O satélite da NASA, denominado PACE, realiza a leitura detalhada da coloração oceânica para compreender variáveis ambientais. O foco desse instrumento de ponta é rastrear a proliferação microscópica no globo, mapeando aerossóis e o fitoplâncton que flutua nas camadas superficiais da água.
Ao medir assinaturas luminosas sutis, essa tecnologia detecta a presença da clorofila, o pigmento responsável pela fotossíntese aquática. Dessa forma, os cientistas conseguem avaliar rapidamente o volume de microalgas vivas, identificando anomalias biológicas que refletem oscilações térmicas e estruturais profundas na região do Pacífico.

Na tabela abaixo, um resumo comparativo detalha os principais dados observados:
O que causa a queda da clorofila na faixa equatorial?
O enfraquecimento da ressurgência é o fator primário que justifica essa mudança abrupta de coloração. Em condições normais, ventos fortes empurram a água quente superficial, permitindo que correntes frias e ricas em minerais subam do leito oceânico, fertilizando todo o ambiente.
Com o aumento da temperatura superficial, os ventos alísios perdem força e bloqueiam esse transporte de compostos fundamentais. Sem o aporte contínuo de nitrogênio e fósforo, o fitoplâncton perde sua capacidade de reprodução acelerada, resultando na perda da tonalidade esverdeada antes registrada com grande intensidade.

A seguir, os principais pontos que ajudam a entender essa diferença:
- A camada térmica quente atua como uma barreira física no oceano.
- O bloqueio impede que a mistura vertical oxigene as camadas rasas.

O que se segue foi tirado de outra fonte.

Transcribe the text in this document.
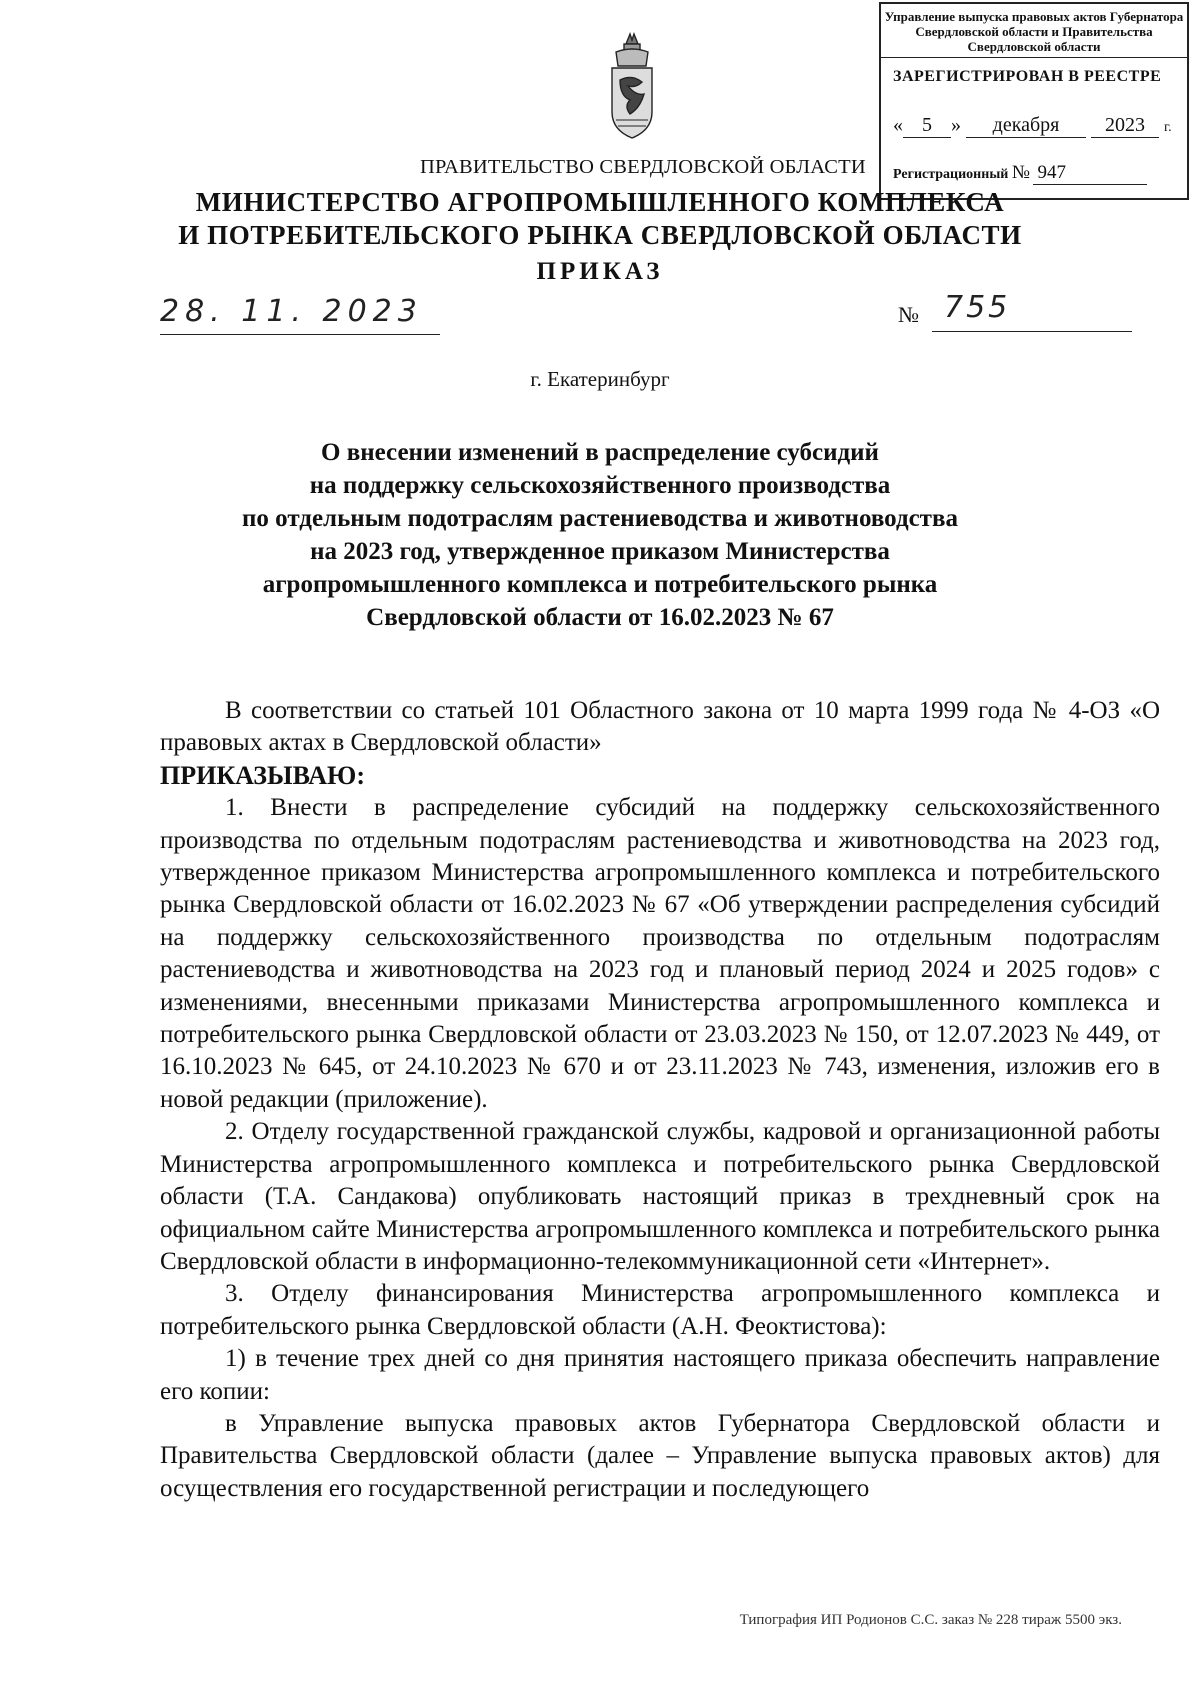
Управление выпуска правовых актов Губернатора Свердловской области и Правительства Свердловской области
ЗАРЕГИСТРИРОВАН В РЕЕСТРЕ
« 5 » декабря 2023 г.
Регистрационный № 947
ПРАВИТЕЛЬСТВО СВЕРДЛОВСКОЙ ОБЛАСТИ
МИНИСТЕРСТВО АГРОПРОМЫШЛЕННОГО КОМПЛЕКСА
И ПОТРЕБИТЕЛЬСКОГО РЫНКА СВЕРДЛОВСКОЙ ОБЛАСТИ
ПРИКАЗ
28. 11. 2023	№ 755
г. Екатеринбург
О внесении изменений в распределение субсидий
на поддержку сельскохозяйственного производства
по отдельным подотраслям растениеводства и животноводства
на 2023 год, утвержденное приказом Министерства
агропромышленного комплекса и потребительского рынка
Свердловской области от 16.02.2023 № 67

В соответствии со статьей 101 Областного закона от 10 марта 1999 года № 4-ОЗ «О правовых актах в Свердловской области»

ПРИКАЗЫВАЮ:

1. Внести в распределение субсидий на поддержку сельскохозяйственного производства по отдельным подотраслям растениеводства и животноводства на 2023 год, утвержденное приказом Министерства агропромышленного комплекса и потребительского рынка Свердловской области от 16.02.2023 № 67 «Об утверждении распределения субсидий на поддержку сельскохозяйственного производства по отдельным подотраслям растениеводства и животноводства на 2023 год и плановый период 2024 и 2025 годов» с изменениями, внесенными приказами Министерства агропромышленного комплекса и потребительского рынка Свердловской области от 23.03.2023 № 150, от 12.07.2023 № 449, от 16.10.2023 № 645, от 24.10.2023 № 670 и от 23.11.2023 № 743, изменения, изложив его в новой редакции (приложение).

2. Отделу государственной гражданской службы, кадровой и организационной работы Министерства агропромышленного комплекса и потребительского рынка Свердловской области (Т.А. Сандакова) опубликовать настоящий приказ в трехдневный срок на официальном сайте Министерства агропромышленного комплекса и потребительского рынка Свердловской области в информационно-телекоммуникационной сети «Интернет».

3. Отделу финансирования Министерства агропромышленного комплекса и потребительского рынка Свердловской области (А.Н. Феоктистова):

1) в течение трех дней со дня принятия настоящего приказа обеспечить направление его копии:

в Управление выпуска правовых актов Губернатора Свердловской области и Правительства Свердловской области (далее – Управление выпуска правовых актов) для осуществления его государственной регистрации и последующего

Типография ИП Родионов С.С. заказ № 228 тираж 5500 экз.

- Os organismos fotossintetizantes reduzem seu metabolismo imediatamente após a restrição.
- A transparência da água aumenta à medida que as microalgas desaparecem.

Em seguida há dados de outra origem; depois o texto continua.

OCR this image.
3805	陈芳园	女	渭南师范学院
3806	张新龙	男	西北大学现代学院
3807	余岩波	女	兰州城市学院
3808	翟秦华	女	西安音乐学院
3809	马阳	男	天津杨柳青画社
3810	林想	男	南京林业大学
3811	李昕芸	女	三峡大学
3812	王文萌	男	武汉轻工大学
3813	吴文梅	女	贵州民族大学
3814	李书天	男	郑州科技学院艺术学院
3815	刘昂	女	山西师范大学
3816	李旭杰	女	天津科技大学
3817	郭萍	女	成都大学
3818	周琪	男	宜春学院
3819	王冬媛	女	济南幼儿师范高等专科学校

Quais são os impactos imediatos na cadeia biológica marinha?
O fitoplâncton atua como a fundação de toda a teia trófica marinha, sustentando ecossistemas gigantescos. Quando essas microalgas diminuem, o zooplâncton perde sua fonte de alimentação primária, desencadeando um efeito cascata que atinge rapidamente os consumidores secundários e os grandes predadores.
De acordo com estudos de monitoramento conduzidos pela NOAA, essa restrição nutricional afeta as populações de peixes comerciais e altera as rotas migratórias. Mamíferos marinhos e aves costeiras também sofrem com a escassez, enfrentando altas taxas de mortalidade em curto prazo.
Existe possibilidade de reversão natural do quadro oceânico?
A recuperação biológica da região central dependerá integralmente do encerramento das atuais anomalias térmicas globais. Historicamente, a transição para fases de resfriamento permite que os ventos alísios recuperem sua intensidade, rompendo a barreira superficial de água quente que bloqueia as correntes nutritivas.
Assim que os minerais retornarem às áreas iluminadas pelo sol, as concentrações da base biológica podem disparar em semanas. Até que esse ciclo climático mude, o uso contínuo de satélites permanece essencial para avaliar a extensão dos danos e prever os próximos movimentos ecológicos.